The new reports appear in Wednesday’s Journal of the American Medical Association. They provide evidence that challenges the “50 percent” claim that became conventional wisdom “even though the original source of this claim is not well-documented,” says a JAMA editorial that accompanied the studies.
The studies “have enormous public health implications,” the editorial continues.
“[T]hese studies emphasize that to reduce the burden of cardiovascular disease, physicians should have even greater vigilance in identifying conventional [coronary heart disease] risk factors and must redouble efforts to control them effectively,” wrote Drs. John Canto and Ami Iskandrian of the University of Alabama at Birmingham.
One study analyzed data from three previous multiyear studies that surveyed nearly 400,000 U.S. patients. Among 40- to 59-year-old participants who died of heart disease including heart attacks, at least 87 percent had one or more conventional risk factors. Among participants with nonfatal heart attacks, such risk factors were present in 92 percent of men aged 40 to 59 and 87 percent of women in that age group.
Simply having one of the risk factors does not, however, mean that a person will develop heart disease. The study also reported that between 58 to 85 percent of study participants who did not develop heart disease also had one of the four risk factors.
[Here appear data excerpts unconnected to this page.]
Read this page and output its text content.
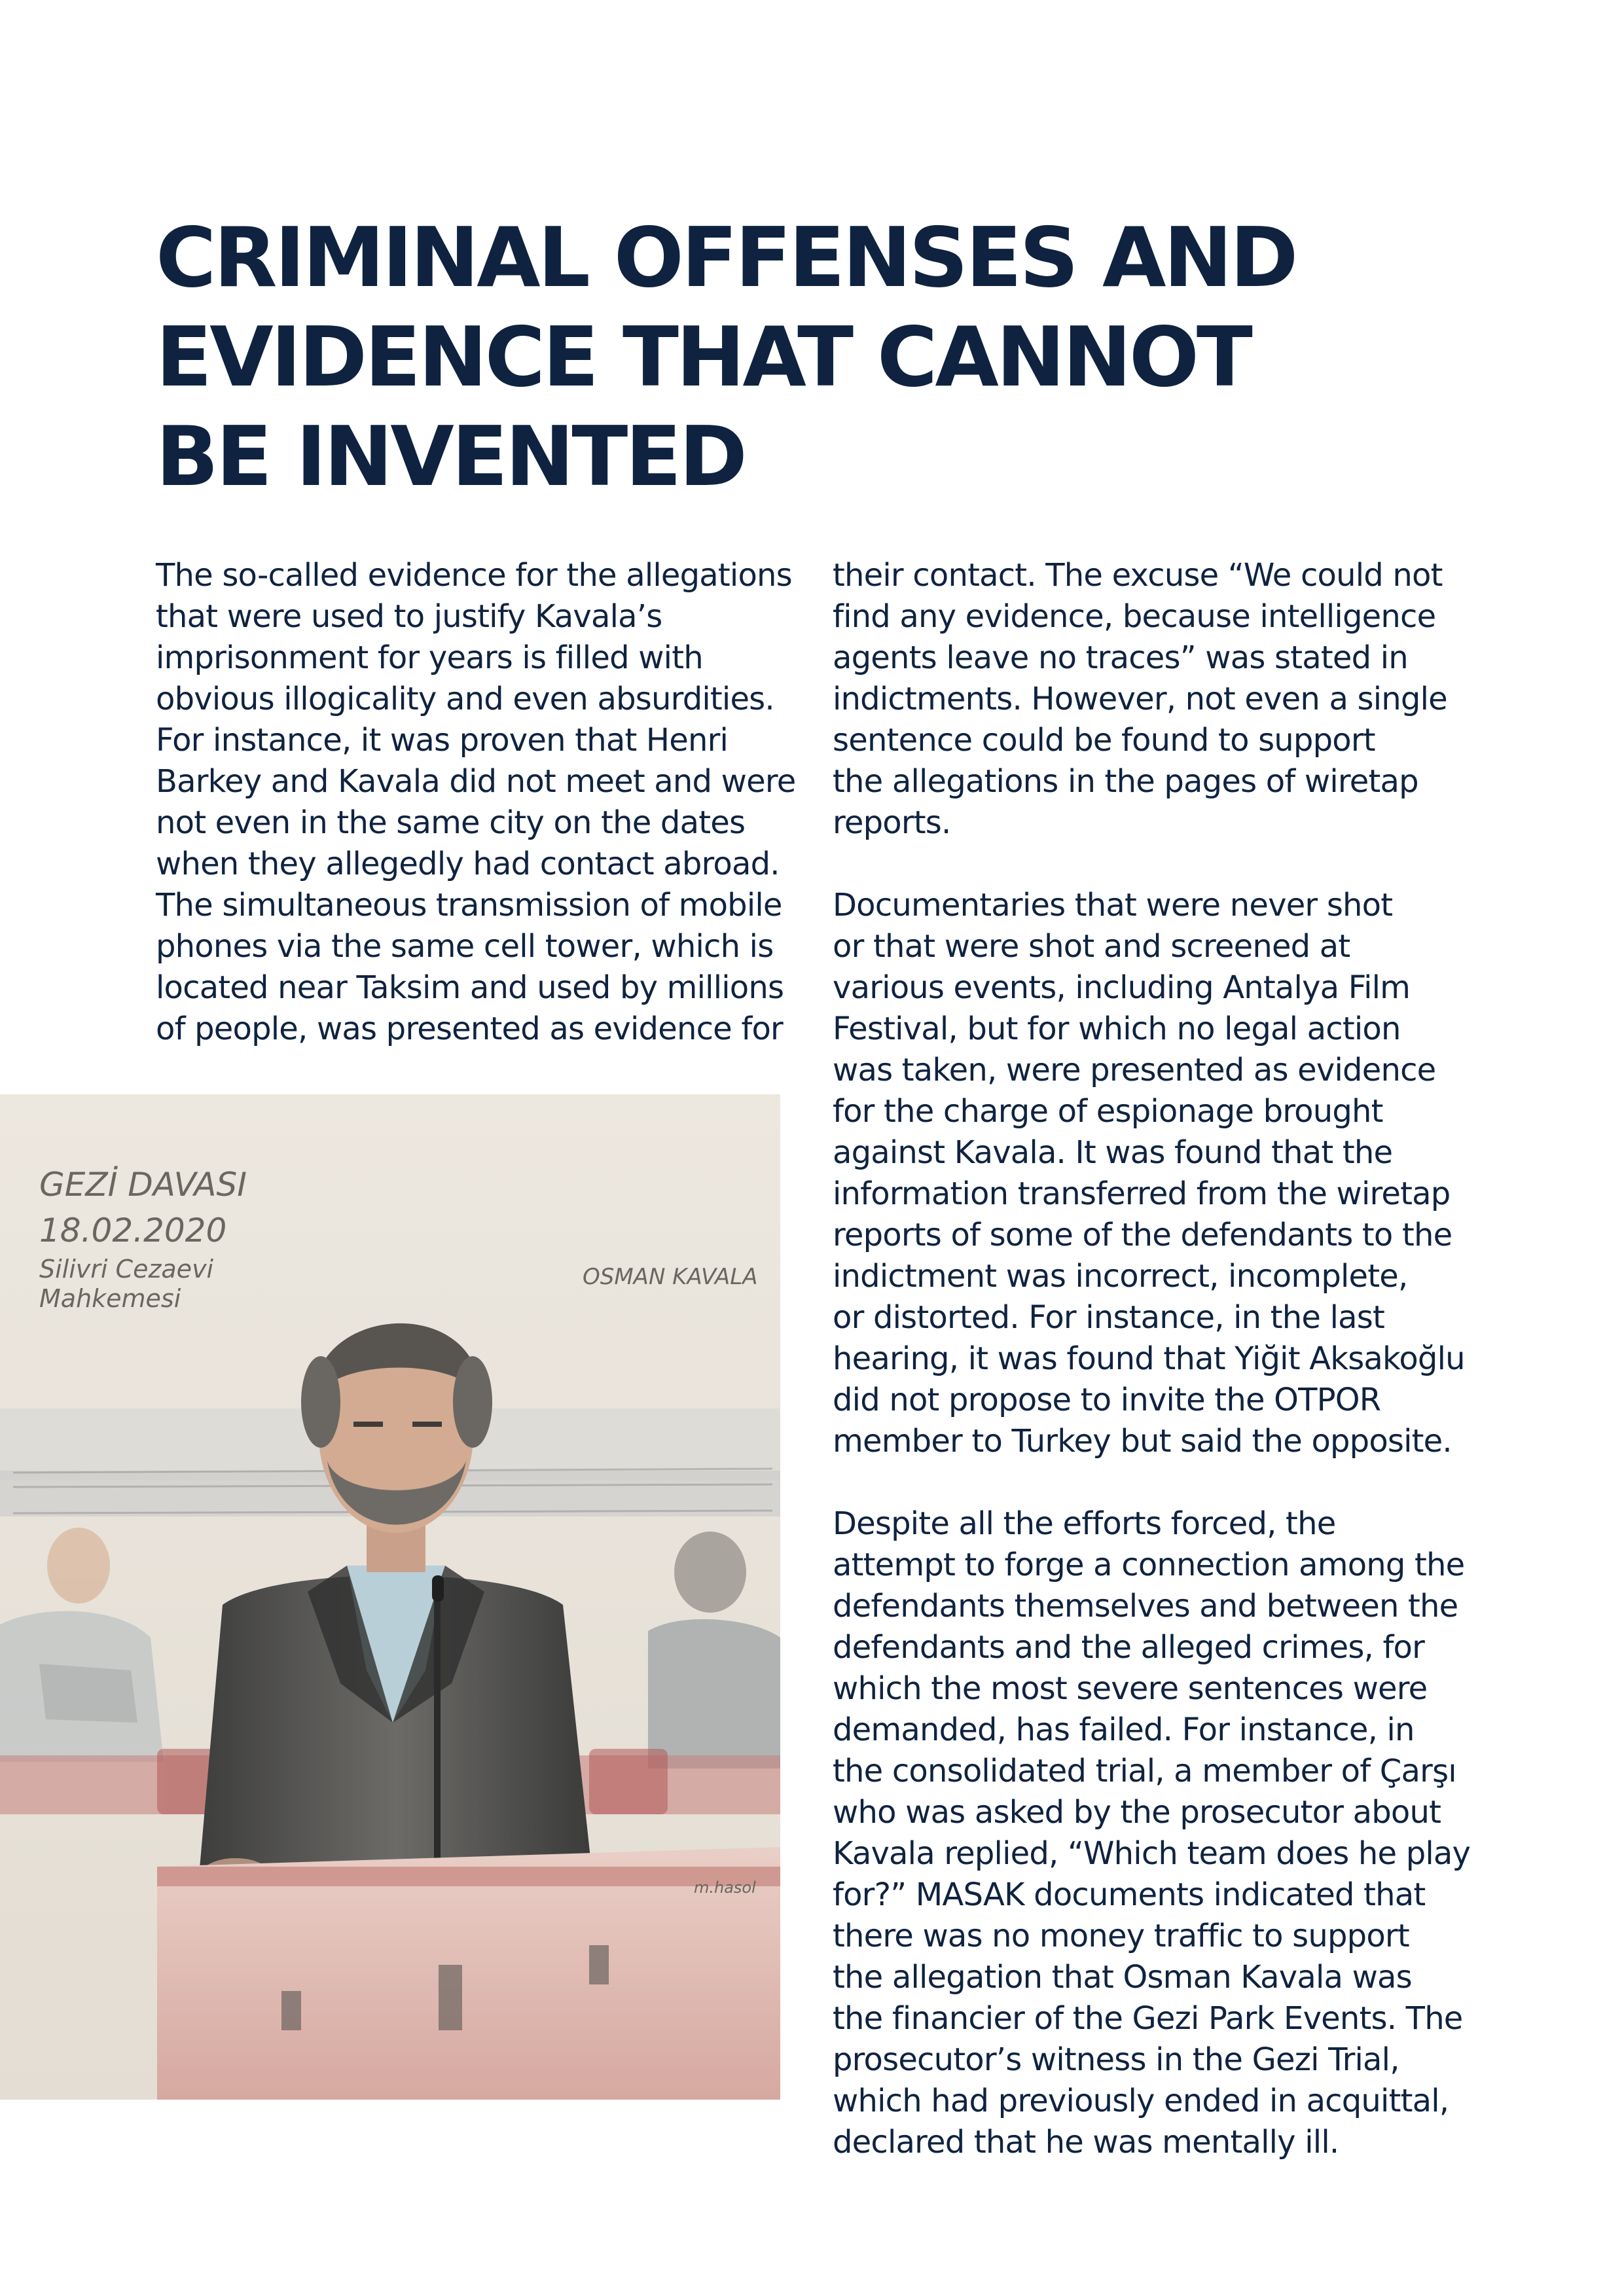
CRIMINAL OFFENSES AND
EVIDENCE THAT CANNOT
BE INVENTED
The so-called evidence for the allegations
that were used to justify Kavala’s
imprisonment for years is filled with
obvious illogicality and even absurdities.
For instance, it was proven that Henri
Barkey and Kavala did not meet and were
not even in the same city on the dates
when they allegedly had contact abroad.
The simultaneous transmission of mobile
phones via the same cell tower, which is
located near Taksim and used by millions
of people, was presented as evidence for
their contact. The excuse “We could not
find any evidence, because intelligence
agents leave no traces” was stated in
indictments. However, not even a single
sentence could be found to support
the allegations in the pages of wiretap
reports.
Documentaries that were never shot
or that were shot and screened at
various events, including Antalya Film
Festival, but for which no legal action
was taken, were presented as evidence
for the charge of espionage brought
against Kavala. It was found that the
information transferred from the wiretap
reports of some of the defendants to the
indictment was incorrect, incomplete,
or distorted. For instance, in the last
hearing, it was found that Yiğit Aksakoğlu
did not propose to invite the OTPOR
member to Turkey but said the opposite.
Despite all the efforts forced, the
attempt to forge a connection among the
defendants themselves and between the
defendants and the alleged crimes, for
which the most severe sentences were
demanded, has failed. For instance, in
the consolidated trial, a member of Çarşı
who was asked by the prosecutor about
Kavala replied, “Which team does he play
for?” MASAK documents indicated that
there was no money traffic to support
the allegation that Osman Kavala was
the financier of the Gezi Park Events. The
prosecutor’s witness in the Gezi Trial,
which had previously ended in acquittal,
declared that he was mentally ill.
GEZİ DAVASI
18.02.2020
Silivri Cezaevi
Mahkemesi
OSMAN KAVALA
m.hasol
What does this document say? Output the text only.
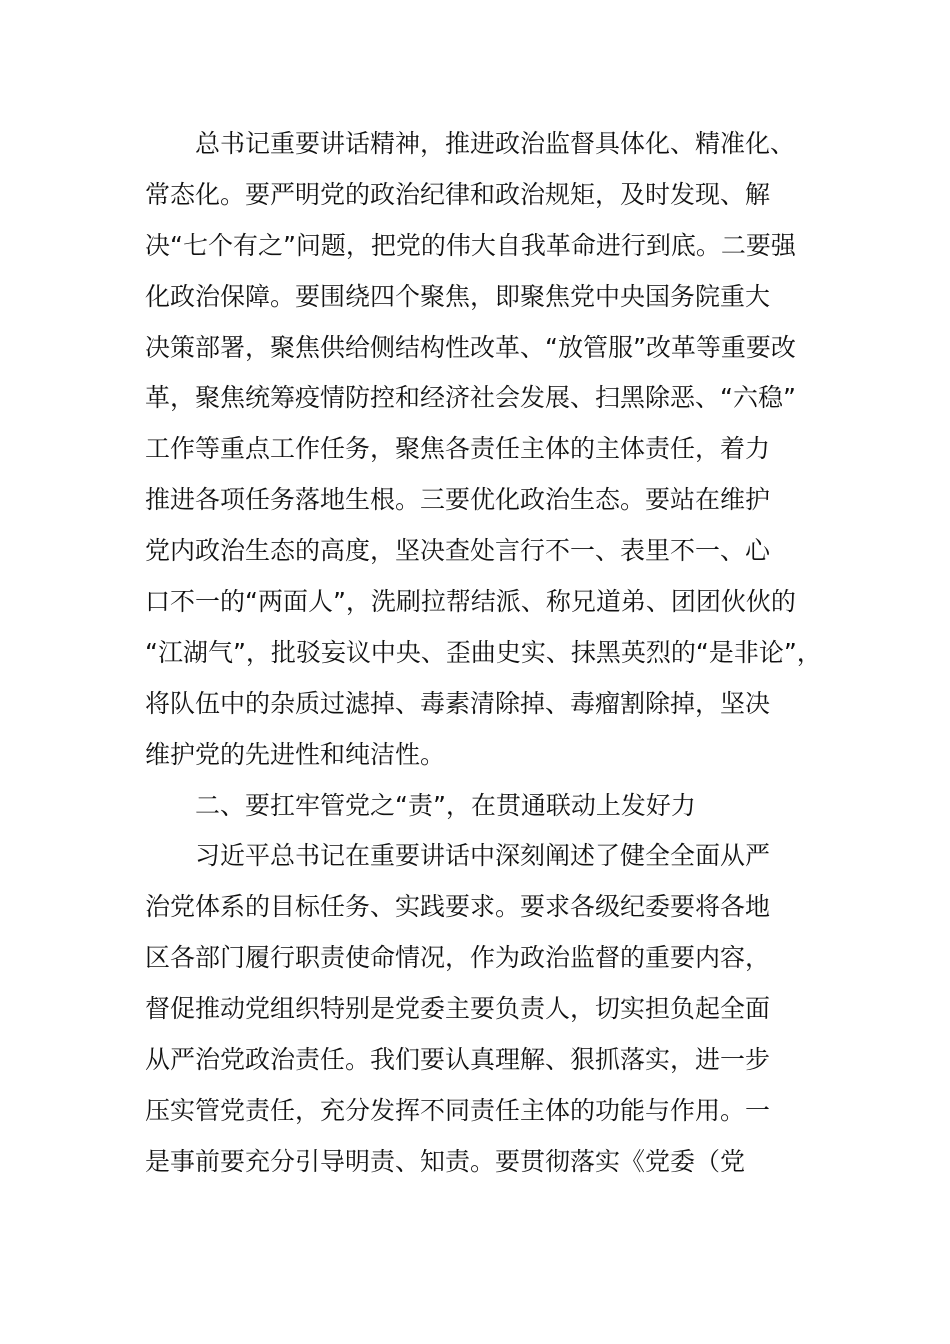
总书记重要讲话精神，推进政治监督具体化、精准化、
常态化。要严明党的政治纪律和政治规矩，及时发现、解
决“七个有之”问题，把党的伟大自我革命进行到底。二要强
化政治保障。要围绕四个聚焦，即聚焦党中央国务院重大
决策部署，聚焦供给侧结构性改革、“放管服”改革等重要改
革，聚焦统筹疫情防控和经济社会发展、扫黑除恶、“六稳”
工作等重点工作任务，聚焦各责任主体的主体责任，着力
推进各项任务落地生根。三要优化政治生态。要站在维护
党内政治生态的高度，坚决查处言行不一、表里不一、心
口不一的“两面人”，洗刷拉帮结派、称兄道弟、团团伙伙的
“江湖气”，批驳妄议中央、歪曲史实、抹黑英烈的“是非论”，
将队伍中的杂质过滤掉、毒素清除掉、毒瘤割除掉，坚决
维护党的先进性和纯洁性。
二、要扛牢管党之“责”，在贯通联动上发好力
习近平总书记在重要讲话中深刻阐述了健全全面从严
治党体系的目标任务、实践要求。要求各级纪委要将各地
区各部门履行职责使命情况，作为政治监督的重要内容，
督促推动党组织特别是党委主要负责人，切实担负起全面
从严治党政治责任。我们要认真理解、狠抓落实，进一步
压实管党责任，充分发挥不同责任主体的功能与作用。一
是事前要充分引导明责、知责。要贯彻落实《党委（党
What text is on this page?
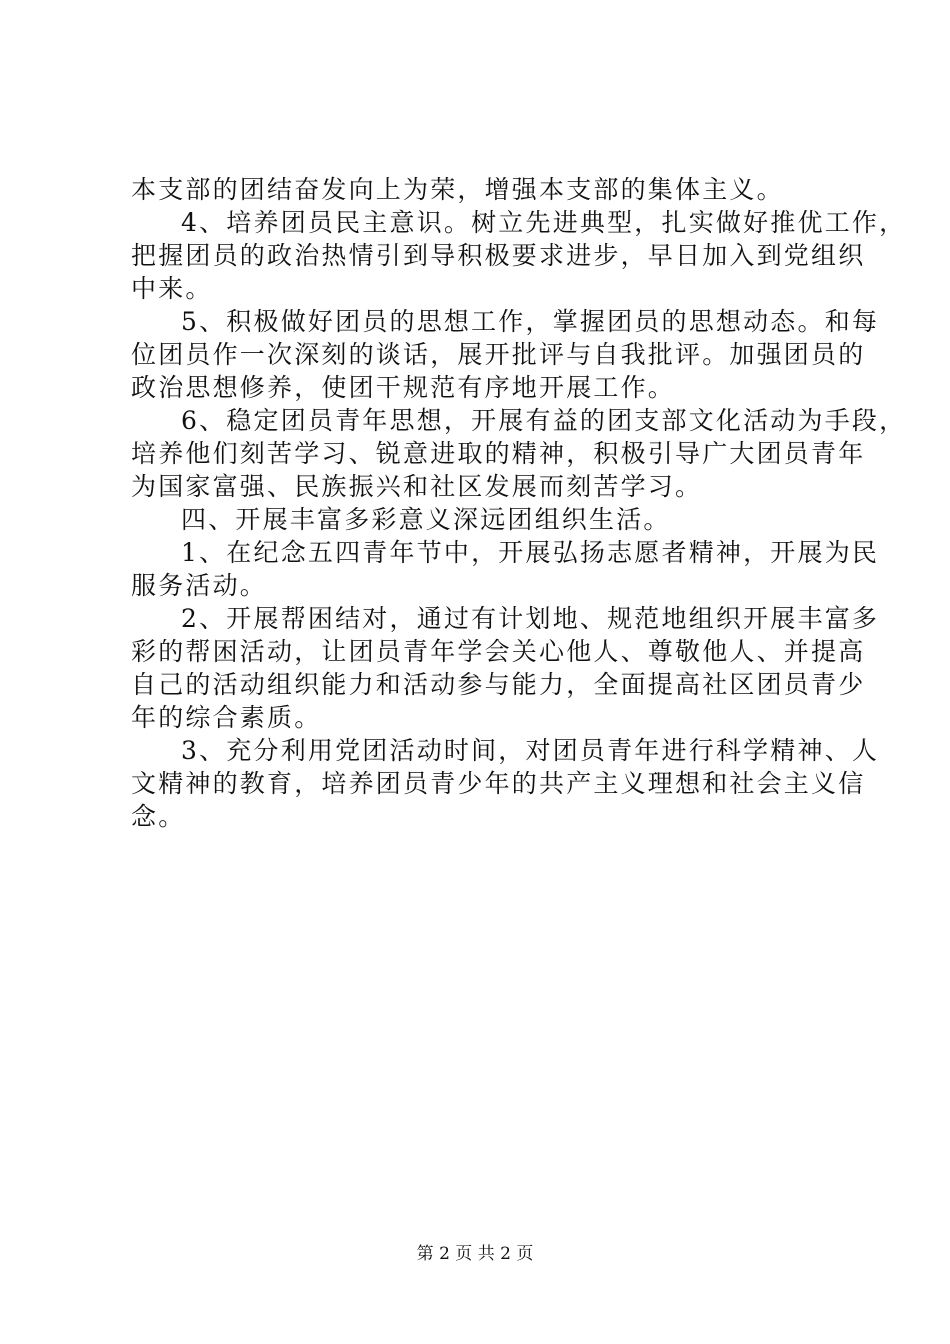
本支部的团结奋发向上为荣，增强本支部的集体主义。
4、培养团员民主意识。树立先进典型，扎实做好推优工作，
把握团员的政治热情引到导积极要求进步，早日加入到党组织
中来。
5、积极做好团员的思想工作，掌握团员的思想动态。和每
位团员作一次深刻的谈话，展开批评与自我批评。加强团员的
政治思想修养，使团干规范有序地开展工作。
6、稳定团员青年思想，开展有益的团支部文化活动为手段，
培养他们刻苦学习、锐意进取的精神，积极引导广大团员青年
为国家富强、民族振兴和社区发展而刻苦学习。
四、开展丰富多彩意义深远团组织生活。
1、在纪念五四青年节中，开展弘扬志愿者精神，开展为民
服务活动。
2、开展帮困结对，通过有计划地、规范地组织开展丰富多
彩的帮困活动，让团员青年学会关心他人、尊敬他人、并提高
自己的活动组织能力和活动参与能力，全面提高社区团员青少
年的综合素质。
3、充分利用党团活动时间，对团员青年进行科学精神、人
文精神的教育，培养团员青少年的共产主义理想和社会主义信
念。
第 2 页 共 2 页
Some of these participants may have had heart disease that had not been diagnosed and others may have benefited from genetic or environmental factors that protected them from developing it, according to the study authors.
The second study, which analyzed surveys from outside the United States, found that at least 85 percent of roughly 120,000 patients with heart disease had at least one of the four risk factors. At least one major risk factor was found in about 85 percent of women and 80 percent of men with heart disease including heart attacks.
Dr. Umesh Khot, a co-author of the study who is now with Indiana Heart Physicians in Indianapolis, told the Associated Press that the results underscore the importance of conventional risk factors but do not mean other factors are insignificant.
That sentiment is echoed in a third JAMA report, which analyzed dozens of studies on four bloodstream components cited as “emerging risk factors”: C-reactive protein, lipoprotein-a, fibrinogen and homocysteine.
There is little evidence that any of these are superior to conventional risk factors in determining heart disease risk, said study authors Drs. Daniel Hackam and Sonia Anand of McMaster University.
Dr. Augustus Grant, the American Heart Association’s president, said the new studies reinforce what most doctors already know — that preventing major risk factors “can have a substantial impact on the incidence of disease.”
“As we explore other potential” factors, Grant told the Associated Press, “we are not expecting to find a dramatic new source for the risk.”